Request from an isolated feminist

Request from an isolated feminist:
I could use some words of wisdom. I just can’t face the task of revising an article on which I’ve got the most breathtakingly condescending comments. I can’t seem to keep going, but trust me when I say that my upcoming performance review will not be adequate if I don’t have a peer-reviewed journal article soon. I’m very close to being published with this one, and if I could just get this revision done, I’d be adequate! However, every time I open up the document, read the comments and try to respond to them or change my paper, I just feel sick. I want to crawl in bed, quit my job, admit defeat. The thing is, all the condescending comments are on the feminist material. Today I seriously considered just abdicating on the argument, just rewriting the whole paper to say the comments are right, and feminism is wrong but thanks so much for recommending that I read longstanding classics in the field. I was on the point of reversing my entire view in order to get published, but I cannot do it. What do feminist philosophers do who have been in this position? How do you carry on? How do you finish that work? Most importantly, how do you punch through the paralysis of just reading the comments over and over? I’m really stuck, and I feel like a failure.

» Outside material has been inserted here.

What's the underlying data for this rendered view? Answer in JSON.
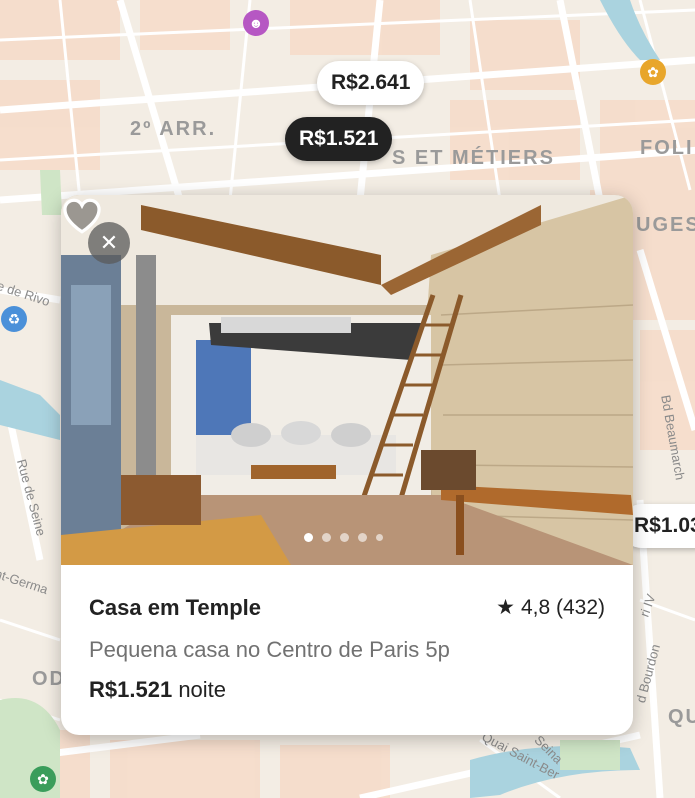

Success stories welcome. I hope someday I have one to send along myself, after all this is over.

My own suggestion would be to write a cover letter very politely explaining why the comments on the feminism bit are wrong, but thanking the reviewer for showing you that there’s an important misunderstanding to be cleared up. Put in a footnote calling attention to the possible misunderstanding and showing why it’s a mistake, and note in your cover letter that you’ve done so– and that you think this improves the paper.

Then send it off, and pour yourself a stiff drink.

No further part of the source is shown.